All Eyes on Recycling Management

Each year, up to seven percent of all end-of-life parts are discarded instead of being reprocessed for remanufacturing. An AI-based decision support system aims to make the identification of end-of-life parts more robust and profitable.

One thing is certain: Economy and ecology will need to become the best of friends in the coming years. In light of the Paris Climate Agreement, it is obvious that, particularly in a country with a strong economy such as Germany, strategies for emissions reduction, climate neutrality and sustainability in the manufacturing sector need to be expanded further –  and quickly. In many respects, the course for this has already been set. For example, concepts for recycling products and components help to conserve resources while also reducing the amount of waste.
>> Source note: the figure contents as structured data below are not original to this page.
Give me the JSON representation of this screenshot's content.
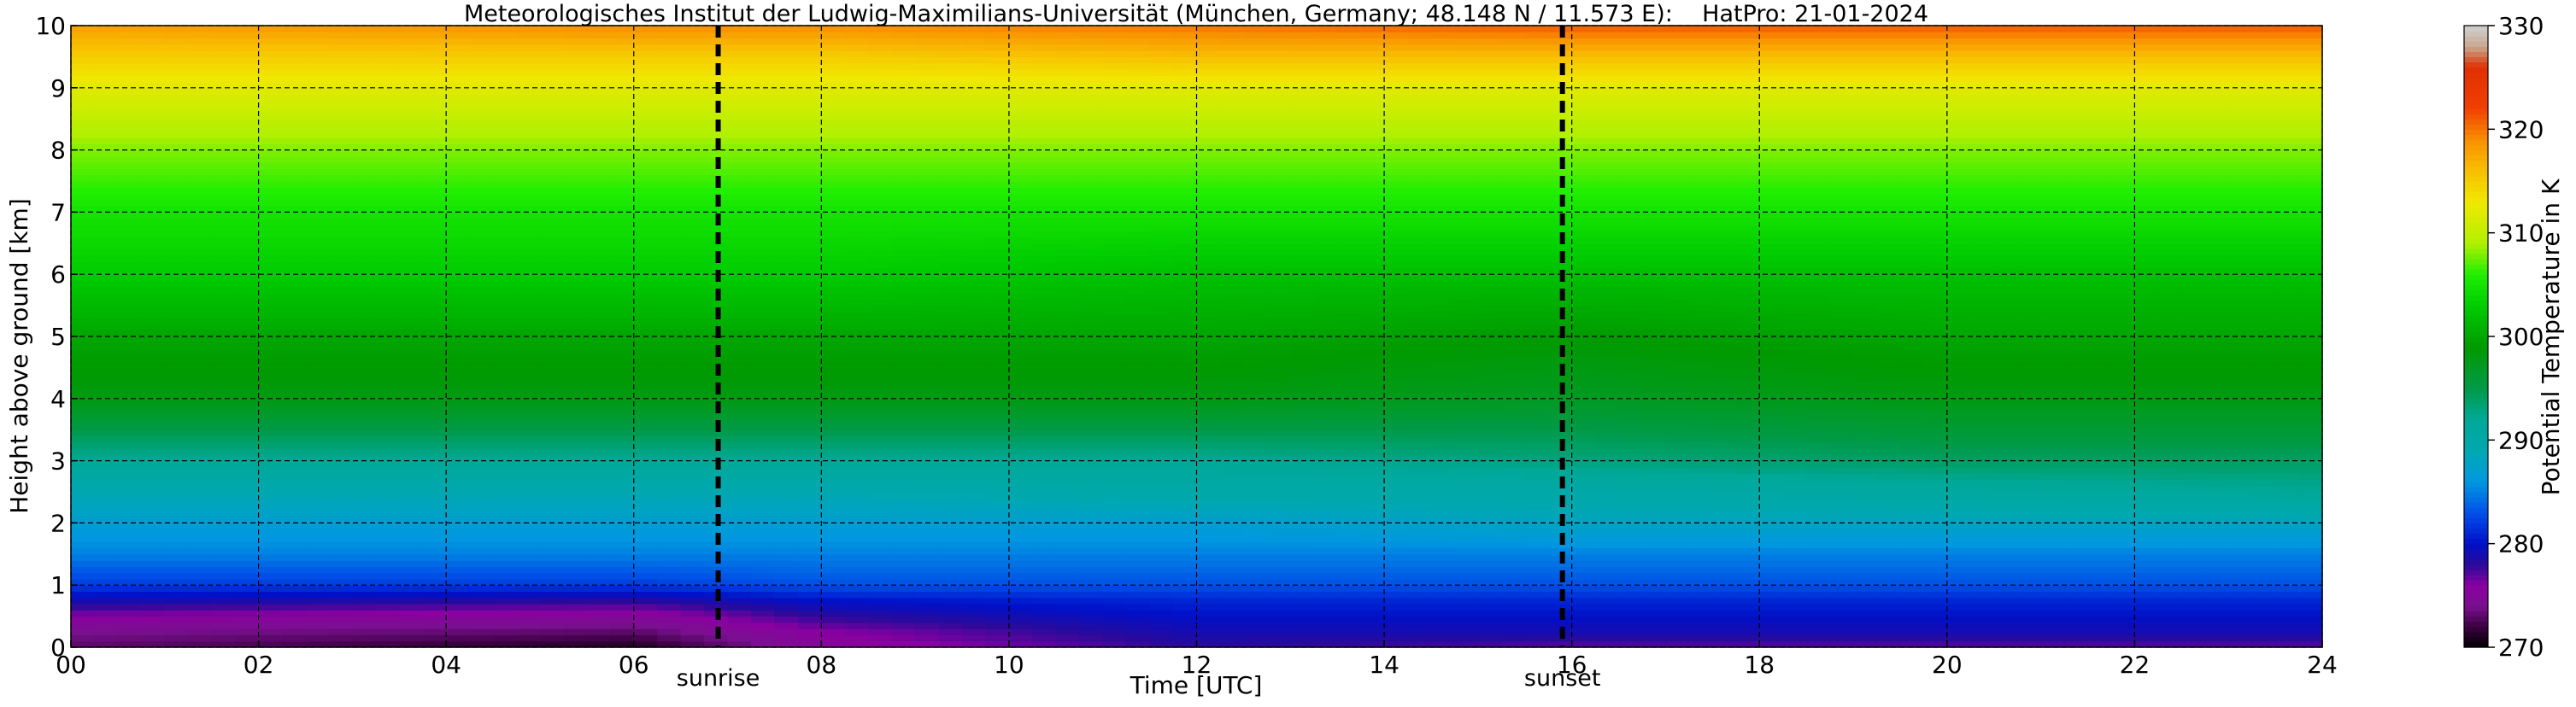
{
  "chart_data": {
    "type": "heatmap",
    "title": "Meteorologisches Institut der Ludwig-Maximilians-Universität (München, Germany; 48.148 N / 11.573 E):    HatPro: 21-01-2024",
    "xlabel": "Time [UTC]",
    "ylabel": "Height above ground [km]",
    "colorbar_label": "Potential Temperature in K",
    "xlim": [
      0,
      24
    ],
    "ylim": [
      0,
      10
    ],
    "x_ticks": [
      0,
      2,
      4,
      6,
      8,
      10,
      12,
      14,
      16,
      18,
      20,
      22,
      24
    ],
    "x_tick_labels": [
      "00",
      "02",
      "04",
      "06",
      "08",
      "10",
      "12",
      "14",
      "16",
      "18",
      "20",
      "22",
      "24"
    ],
    "y_ticks": [
      0,
      1,
      2,
      3,
      4,
      5,
      6,
      7,
      8,
      9,
      10
    ],
    "y_tick_labels": [
      "0",
      "1",
      "2",
      "3",
      "4",
      "5",
      "6",
      "7",
      "8",
      "9",
      "10"
    ],
    "clim": [
      270,
      330
    ],
    "colorbar_ticks": [
      270,
      280,
      290,
      300,
      310,
      320,
      330
    ],
    "colorbar_tick_labels": [
      "270",
      "280",
      "290",
      "300",
      "310",
      "320",
      "330"
    ],
    "grid": true,
    "annotations": [
      {
        "label": "sunrise",
        "x": 6.9
      },
      {
        "label": "sunset",
        "x": 15.9
      }
    ],
    "heights_km": [
      0,
      0.25,
      0.5,
      0.75,
      1,
      1.5,
      2,
      2.5,
      3,
      3.5,
      4,
      5,
      6,
      7,
      8,
      9,
      9.5,
      10
    ],
    "profiles": [
      {
        "time": 0,
        "theta": [
          273,
          274,
          276,
          279,
          282,
          285,
          287,
          289,
          292,
          295,
          298,
          300,
          303,
          305,
          308,
          312,
          315,
          318
        ]
      },
      {
        "time": 6,
        "theta": [
          271,
          273,
          275,
          278,
          282,
          285,
          287,
          289,
          292,
          295,
          298,
          300,
          303,
          305,
          308,
          312,
          315,
          319
        ]
      },
      {
        "time": 8,
        "theta": [
          275,
          276,
          278,
          280,
          283,
          285,
          287,
          289,
          292,
          295,
          298,
          300,
          303,
          305,
          308,
          312,
          315,
          319
        ]
      },
      {
        "time": 12,
        "theta": [
          278,
          279,
          280,
          281,
          283,
          285,
          287,
          290,
          292,
          295,
          298,
          300,
          302,
          305,
          308,
          312,
          316,
          320
        ]
      },
      {
        "time": 16,
        "theta": [
          277,
          279,
          280,
          281,
          283,
          285,
          288,
          290,
          293,
          295,
          297,
          299,
          302,
          305,
          308,
          312,
          316,
          321
        ]
      },
      {
        "time": 20,
        "theta": [
          277,
          279,
          280,
          281,
          283,
          285,
          288,
          291,
          294,
          296,
          298,
          300,
          302,
          305,
          308,
          312,
          316,
          321
        ]
      },
      {
        "time": 24,
        "theta": [
          277,
          279,
          280,
          281,
          283,
          285,
          288,
          292,
          294,
          296,
          298,
          300,
          302,
          305,
          308,
          312,
          316,
          321
        ]
      }
    ],
    "colormap": [
      {
        "value": 270,
        "color": "#000000"
      },
      {
        "value": 272,
        "color": "#3a0040"
      },
      {
        "value": 274,
        "color": "#7a1090"
      },
      {
        "value": 276,
        "color": "#8a00a0"
      },
      {
        "value": 278,
        "color": "#2a0a9a"
      },
      {
        "value": 280,
        "color": "#0010c8"
      },
      {
        "value": 283,
        "color": "#0050e8"
      },
      {
        "value": 286,
        "color": "#0098e0"
      },
      {
        "value": 289,
        "color": "#00a8b0"
      },
      {
        "value": 292,
        "color": "#00a898"
      },
      {
        "value": 295,
        "color": "#009a48"
      },
      {
        "value": 299,
        "color": "#009a00"
      },
      {
        "value": 303,
        "color": "#00cc00"
      },
      {
        "value": 306,
        "color": "#20ee00"
      },
      {
        "value": 309,
        "color": "#b0f000"
      },
      {
        "value": 313,
        "color": "#f0e800"
      },
      {
        "value": 316,
        "color": "#f8c000"
      },
      {
        "value": 319,
        "color": "#f89000"
      },
      {
        "value": 322,
        "color": "#f04000"
      },
      {
        "value": 326,
        "color": "#e03000"
      },
      {
        "value": 328,
        "color": "#c8a890"
      },
      {
        "value": 330,
        "color": "#d0d0d0"
      }
    ]
  }
}
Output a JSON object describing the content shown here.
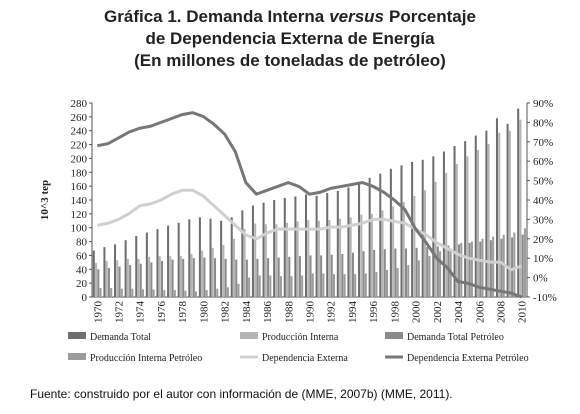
{
  "chart_data": {
    "type": "bar",
    "title_lines": [
      [
        "Gráfica 1. Demanda Interna",
        "versus",
        "Porcentaje"
      ],
      [
        "de Dependencia Externa de Energía"
      ],
      [
        "(En millones de toneladas de petróleo)"
      ]
    ],
    "y_label": "10^3 tep",
    "source": "Fuente: construido por el autor con información de (MME, 2007b) (MME, 2011).",
    "categories": [
      "1970",
      null,
      "1972",
      null,
      "1974",
      null,
      "1976",
      null,
      "1978",
      null,
      "1980",
      null,
      "1982",
      null,
      "1984",
      null,
      "1986",
      null,
      "1988",
      null,
      "1990",
      null,
      "1992",
      null,
      "1994",
      null,
      "1996",
      null,
      "1998",
      null,
      "2000",
      null,
      "2002",
      null,
      "2004",
      null,
      "2006",
      null,
      "2008",
      null,
      "2010"
    ],
    "ylim": [
      0,
      280
    ],
    "yticks": [
      0,
      20,
      40,
      60,
      80,
      100,
      120,
      140,
      160,
      180,
      200,
      220,
      240,
      260,
      280
    ],
    "y2lim": [
      -10,
      90
    ],
    "y2ticks": [
      {
        "value": -10,
        "label": "-10%"
      },
      {
        "value": 0,
        "label": "0%"
      },
      {
        "value": 10,
        "label": "10%"
      },
      {
        "value": 20,
        "label": "20%"
      },
      {
        "value": 30,
        "label": "30%"
      },
      {
        "value": 40,
        "label": "40%"
      },
      {
        "value": 50,
        "label": "50%"
      },
      {
        "value": 60,
        "label": "60%"
      },
      {
        "value": 70,
        "label": "70%"
      },
      {
        "value": 80,
        "label": "80%"
      },
      {
        "value": 90,
        "label": "90%"
      }
    ],
    "series": [
      {
        "name": "Demanda Total",
        "type": "bar",
        "color": "#6e6e6e",
        "values": [
          67,
          72,
          76,
          82,
          88,
          93,
          98,
          103,
          107,
          112,
          115,
          113,
          110,
          115,
          125,
          132,
          136,
          140,
          143,
          145,
          148,
          146,
          150,
          153,
          158,
          165,
          172,
          178,
          185,
          190,
          195,
          198,
          203,
          210,
          218,
          225,
          233,
          240,
          258,
          250,
          272
        ]
      },
      {
        "name": "Producción Interna",
        "type": "bar",
        "color": "#b5b5b5",
        "values": [
          49,
          52,
          53,
          55,
          55,
          58,
          59,
          59,
          59,
          62,
          67,
          71,
          75,
          84,
          98,
          106,
          105,
          105,
          107,
          109,
          111,
          110,
          111,
          113,
          115,
          119,
          120,
          125,
          131,
          137,
          146,
          154,
          166,
          179,
          192,
          203,
          212,
          221,
          237,
          240,
          256
        ]
      },
      {
        "name": "Demanda Total Petróleo",
        "type": "bar",
        "color": "#8a8a8a",
        "values": [
          40,
          42,
          44,
          46,
          48,
          50,
          52,
          54,
          55,
          56,
          57,
          56,
          55,
          54,
          54,
          55,
          56,
          57,
          58,
          59,
          60,
          60,
          61,
          62,
          64,
          66,
          68,
          69,
          70,
          70,
          71,
          72,
          73,
          74,
          76,
          78,
          80,
          82,
          84,
          86,
          90
        ]
      },
      {
        "name": "Producción Interna Petróleo",
        "type": "bar",
        "color": "#9c9c9c",
        "values": [
          13,
          13,
          12,
          12,
          11,
          11,
          10,
          10,
          9,
          8,
          10,
          12,
          14,
          19,
          28,
          31,
          31,
          30,
          30,
          31,
          34,
          34,
          33,
          33,
          33,
          34,
          36,
          39,
          42,
          46,
          53,
          59,
          66,
          70,
          78,
          80,
          84,
          87,
          90,
          93,
          99
        ]
      },
      {
        "name": "Dependencia Externa",
        "type": "line",
        "axis": "y2",
        "color": "#d0d0d0",
        "values": [
          27,
          28,
          30,
          33,
          37,
          38,
          40,
          43,
          45,
          45,
          42,
          37,
          32,
          27,
          22,
          20,
          23,
          25,
          25,
          25,
          25,
          25,
          26,
          26,
          27,
          28,
          30,
          30,
          29,
          28,
          25,
          22,
          18,
          15,
          12,
          10,
          9,
          8,
          8,
          4,
          6
        ]
      },
      {
        "name": "Dependencia Externa Petróleo",
        "type": "line",
        "axis": "y2",
        "color": "#777777",
        "values": [
          68,
          69,
          72,
          75,
          77,
          78,
          80,
          82,
          84,
          85,
          83,
          79,
          74,
          65,
          49,
          43,
          45,
          47,
          49,
          47,
          43,
          44,
          46,
          47,
          48,
          49,
          47,
          44,
          40,
          35,
          25,
          18,
          10,
          5,
          -2,
          -3,
          -5,
          -6,
          -7,
          -8,
          -10
        ]
      }
    ]
  }
}
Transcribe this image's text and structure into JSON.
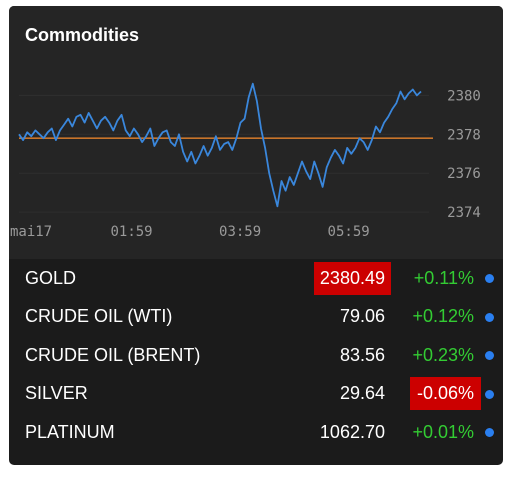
{
  "widget": {
    "title": "Commodities"
  },
  "chart_data": {
    "type": "line",
    "title": "",
    "xlabel": "",
    "ylabel": "",
    "x_tick_labels": [
      "mai17",
      "01:59",
      "03:59",
      "05:59"
    ],
    "y_tick_labels": [
      "2380",
      "2378",
      "2376",
      "2374"
    ],
    "ylim": [
      2373.7,
      2381.2
    ],
    "reference_value": 2377.8,
    "series": [
      {
        "values": [
          2378.0,
          2377.7,
          2378.1,
          2377.9,
          2378.2,
          2378.0,
          2377.8,
          2378.1,
          2378.3,
          2377.7,
          2378.2,
          2378.5,
          2378.8,
          2378.4,
          2378.9,
          2379.0,
          2378.6,
          2379.1,
          2378.7,
          2378.3,
          2378.7,
          2378.9,
          2378.6,
          2378.2,
          2378.7,
          2379.0,
          2378.2,
          2377.9,
          2378.3,
          2378.0,
          2377.6,
          2377.9,
          2378.3,
          2377.4,
          2377.8,
          2378.1,
          2378.2,
          2377.6,
          2377.4,
          2378.0,
          2377.1,
          2376.6,
          2377.1,
          2376.5,
          2376.9,
          2377.4,
          2376.9,
          2377.3,
          2377.9,
          2377.2,
          2377.5,
          2377.6,
          2377.2,
          2377.8,
          2378.6,
          2378.8,
          2379.9,
          2380.6,
          2379.7,
          2378.3,
          2377.3,
          2376.0,
          2375.1,
          2374.3,
          2375.6,
          2375.1,
          2375.8,
          2375.4,
          2376.0,
          2376.6,
          2376.1,
          2375.7,
          2376.6,
          2376.0,
          2375.3,
          2376.3,
          2376.8,
          2377.2,
          2376.9,
          2376.5,
          2377.3,
          2377.0,
          2377.3,
          2377.8,
          2377.6,
          2377.2,
          2377.7,
          2378.4,
          2378.1,
          2378.6,
          2378.9,
          2379.3,
          2379.6,
          2380.2,
          2379.8,
          2380.1,
          2380.3,
          2380.0,
          2380.2
        ]
      }
    ],
    "colors": {
      "line": "#3a87dc",
      "reference": "#c8742a",
      "grid": "#2f2f2f"
    }
  },
  "commodities": [
    {
      "name": "GOLD",
      "price": "2380.49",
      "change": "+0.11%",
      "price_highlighted": true,
      "change_negative": false
    },
    {
      "name": "CRUDE OIL (WTI)",
      "price": "79.06",
      "change": "+0.12%",
      "price_highlighted": false,
      "change_negative": false
    },
    {
      "name": "CRUDE OIL (BRENT)",
      "price": "83.56",
      "change": "+0.23%",
      "price_highlighted": false,
      "change_negative": false
    },
    {
      "name": "SILVER",
      "price": "29.64",
      "change": "-0.06%",
      "price_highlighted": false,
      "change_negative": true
    },
    {
      "name": "PLATINUM",
      "price": "1062.70",
      "change": "+0.01%",
      "price_highlighted": false,
      "change_negative": false
    }
  ],
  "colors": {
    "positive": "#33cc33",
    "negative_bg": "#cc0000",
    "dot": "#2a7ff0"
  }
}
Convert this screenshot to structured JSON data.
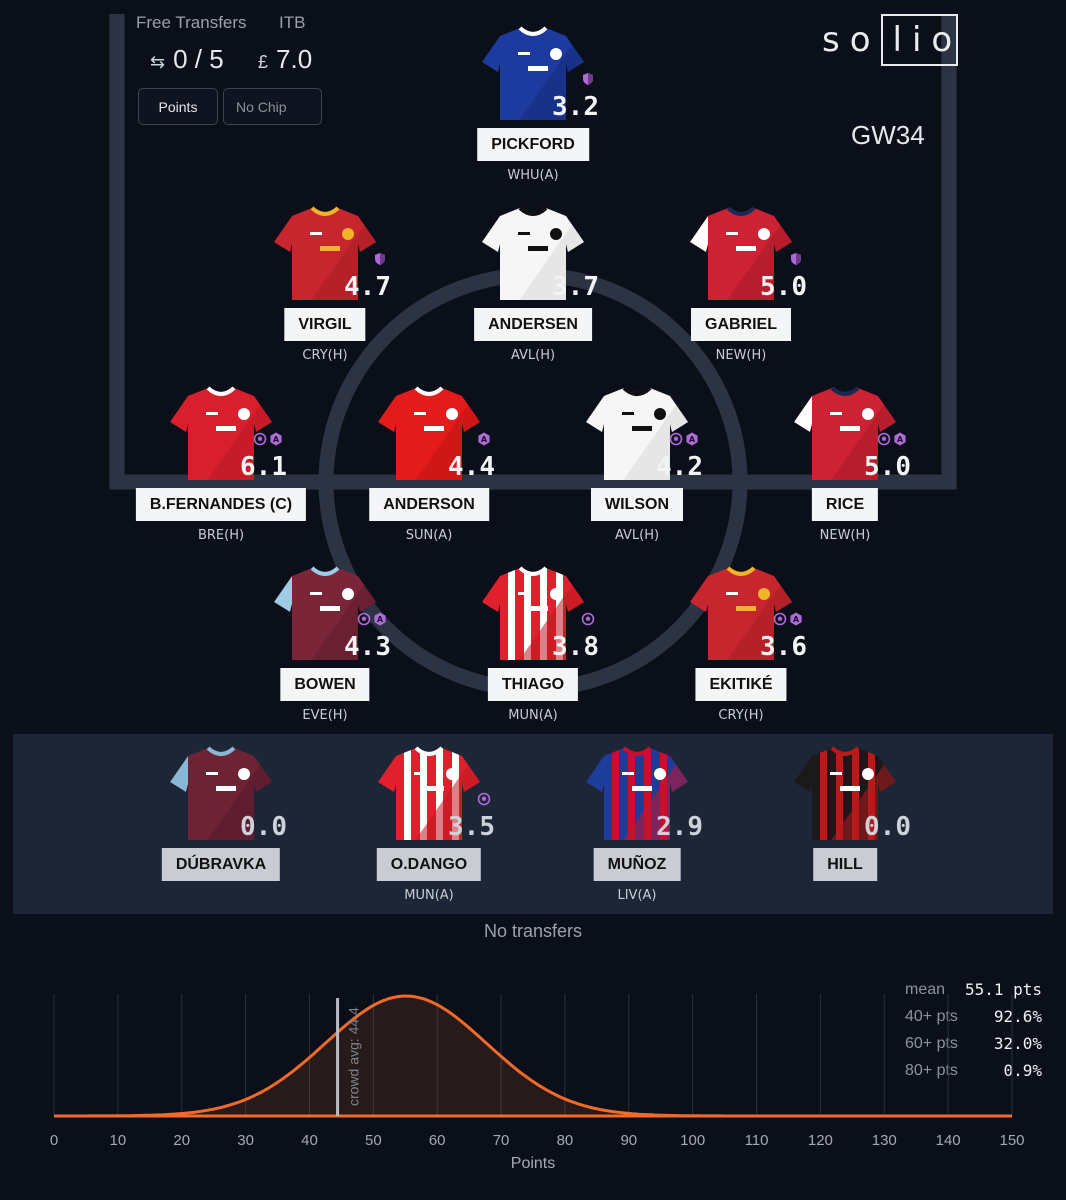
{
  "header": {
    "free_transfers_label": "Free Transfers",
    "free_transfers_value": "0 / 5",
    "itb_label": "ITB",
    "itb_value": "7.0",
    "currency": "£",
    "points_button": "Points",
    "chip_select": "No Chip",
    "logo": "so",
    "logo_boxed": "lio",
    "gameweek": "GW34"
  },
  "colors": {
    "background": "#0b0f19",
    "pitch_lines": "#2c3444",
    "bench_bg": "#1d2637",
    "curve": "#f06a2a",
    "badge": "#b06ad8"
  },
  "starting_xi": [
    {
      "name": "PICKFORD",
      "xp": "3.2",
      "fixture": "WHU(A)",
      "kit": "everton",
      "badges": [
        "shield-icon"
      ]
    },
    {
      "name": "VIRGIL",
      "xp": "4.7",
      "fixture": "CRY(H)",
      "kit": "liverpool",
      "badges": [
        "shield-icon"
      ]
    },
    {
      "name": "ANDERSEN",
      "xp": "3.7",
      "fixture": "AVL(H)",
      "kit": "fulham",
      "badges": []
    },
    {
      "name": "GABRIEL",
      "xp": "5.0",
      "fixture": "NEW(H)",
      "kit": "arsenal",
      "badges": [
        "shield-icon"
      ]
    },
    {
      "name": "B.FERNANDES  (C)",
      "xp": "6.1",
      "fixture": "BRE(H)",
      "kit": "manutd",
      "badges": [
        "ball-icon",
        "assist-icon"
      ]
    },
    {
      "name": "ANDERSON",
      "xp": "4.4",
      "fixture": "SUN(A)",
      "kit": "forest",
      "badges": [
        "assist-icon"
      ]
    },
    {
      "name": "WILSON",
      "xp": "4.2",
      "fixture": "AVL(H)",
      "kit": "fulham",
      "badges": [
        "ball-icon",
        "assist-icon"
      ]
    },
    {
      "name": "RICE",
      "xp": "5.0",
      "fixture": "NEW(H)",
      "kit": "arsenal",
      "badges": [
        "ball-icon",
        "assist-icon"
      ]
    },
    {
      "name": "BOWEN",
      "xp": "4.3",
      "fixture": "EVE(H)",
      "kit": "westham",
      "badges": [
        "ball-icon",
        "assist-icon"
      ]
    },
    {
      "name": "THIAGO",
      "xp": "3.8",
      "fixture": "MUN(A)",
      "kit": "brentford",
      "badges": [
        "ball-icon"
      ]
    },
    {
      "name": "EKITIKÉ",
      "xp": "3.6",
      "fixture": "CRY(H)",
      "kit": "liverpool",
      "badges": [
        "ball-icon",
        "assist-icon"
      ]
    }
  ],
  "bench": [
    {
      "name": "DÚBRAVKA",
      "xp": "0.0",
      "fixture": "",
      "kit": "burnley",
      "badges": []
    },
    {
      "name": "O.DANGO",
      "xp": "3.5",
      "fixture": "MUN(A)",
      "kit": "brentford",
      "badges": [
        "ball-icon"
      ]
    },
    {
      "name": "MUÑOZ",
      "xp": "2.9",
      "fixture": "LIV(A)",
      "kit": "palace",
      "badges": []
    },
    {
      "name": "HILL",
      "xp": "0.0",
      "fixture": "",
      "kit": "bournemouth",
      "badges": []
    }
  ],
  "transfers_text": "No transfers",
  "stats": [
    {
      "label": "mean",
      "value": "55.1 pts"
    },
    {
      "label": "40+ pts",
      "value": "92.6%"
    },
    {
      "label": "60+ pts",
      "value": "32.0%"
    },
    {
      "label": "80+ pts",
      "value": "0.9%"
    }
  ],
  "chart_data": {
    "type": "area",
    "title": "",
    "xlabel": "Points",
    "ylabel": "",
    "xlim": [
      0,
      150
    ],
    "xticks": [
      0,
      10,
      20,
      30,
      40,
      50,
      60,
      70,
      80,
      90,
      100,
      110,
      120,
      130,
      140,
      150
    ],
    "grid": "vertical",
    "distribution": {
      "mean": 55.1,
      "sd": 12.6
    },
    "annotation": {
      "label": "crowd avg: 44.4",
      "x": 44.4
    }
  }
}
One way of doing this is remanufacturing, a process for restoring used equipment to make it as good as new. Combined with subsequent reuse, this can extend the service life of products. For this reason, the Circular Economy Act also assigns a high priority to remanufacturing, as it holds both ecological and economic potential. For example, a life cycle assessment of end-of-life automotive parts calculated that the refurbishment of an exhaust gas turbocharger can reduce emissions of CO2 equivalents by 37 percent as compared to producing new ones. The process of collecting and sorting end-of-life parts involves identifying and assessing the condition of each individual part.

© Fraunhofer IPK/ Larissa Klassen
AI-supported decision support system for semi-automated sorting of used components

But how do you identify a component that is past its prime? Because of the large variety and sometimes soiled and deformed products, this sorting process is often difficult and needs to be handled individually as well as manually. Furthermore, the only reliable visual identification feature is the part number, which is often no longer legible. It is therefore not surprising that many end-of-life parts are mistakenly discarded – simply because it is not possible to identify them. As a result, only their raw materials are recycled, instead of directing them to be maintained. A large portion of the original value of the product is thus lost.

But challenges are always accompanied by opportunity and this case is no exception: In the EIBA project, a team of researchers is developing an AI-assisted system for the semi-automated sorting of used parts. Based on the two-man rule, it aims to assist employees in production with sorting in the future, thereby allowing more end-of-life parts to be sent for remanufacturing. As part of a holistic concept, it aims to help make the sorting process more robust, better defined, and more profitable. For this purpose, all available data from the sorting process will be used and analyzed with regard to their added value in order to develop a decision support system that will facilitate the work of employees.

Divide and conquer

In the project, researchers at Fraunhofer IPK are investigating a range of parts comprising around 120,000 different variants in widely varying conditions. To simpli­fy the complexity involved, the familiar »divide and conquer« approach from computer science is being applied. Process knowledge concerning the composition of the range of parts is used in order to divide a problem into less complex sub-problems. Hence, at the beginning of a selection process, image-based processing of the end-of-life part takes place. During this procedure, the packaging of the end-of-life part is first scanned to obtain information about the product group. This approach reduces the identification of the part from 1:120,000 in the application scenario to 1:5000.

Following the image-based processing, the results obtained are combined with the analysis of part-specific business data in order to perform reliable and valid identification. To increase the robustness of the identification process, text recognition (OCR – Optical Character Recognition) is being developed in addition to feature-based  identification. This technology attempts to recognize labels on the images captured and evaluate them. Although the information extracted may be incomplete due to wear and tear, it is suitable for verifying the results of the image-based evaluation.

© Fraunhofer IPK/ Larissa Klassen
Condition variance – two starters with identical part number differ visually due to signs of wear.
© Fraunhofer IPK/ Larissa Klassen
Product variance – two generators with different part numbers are visually similar.

The identification of an end-of-life part is performed primarily using what are called Convolutional Neural Networks (CNN). These are machine learning algorithms which specialize in the extraction of features from image data. The approach described not only simplifies identification, but also enables the use of more compact network architectures, thereby significantly reducing computation times when training and applying the algorithms. Over the course of this process, the knowledge gained is also used to continuously refine the algorithms and hence augment their performance.

 

AI means teamwork

In Germany, around five to seven percent of one million end-of-life parts, i.e. up to 70,000, are discarded each year because they cannot be identified. An initial study in the project yielded a recognition accuracy of around 96 percent using image-based identification alone. In terms of the 70,000 discarded old parts, AI-based identification is expected to enable 67,200 more end-of-life parts to be correctly returned to the materi-als cycle than before.

This combination of human know-how and AI-based evaluation of images, components, and business data has resulted in a new, innovative and holistic approach to remanufacturing. The two-man rule consisting of humans and AI decision support systems helps to make objectively reproducible decisions, thus creating more transparent and economical work processes.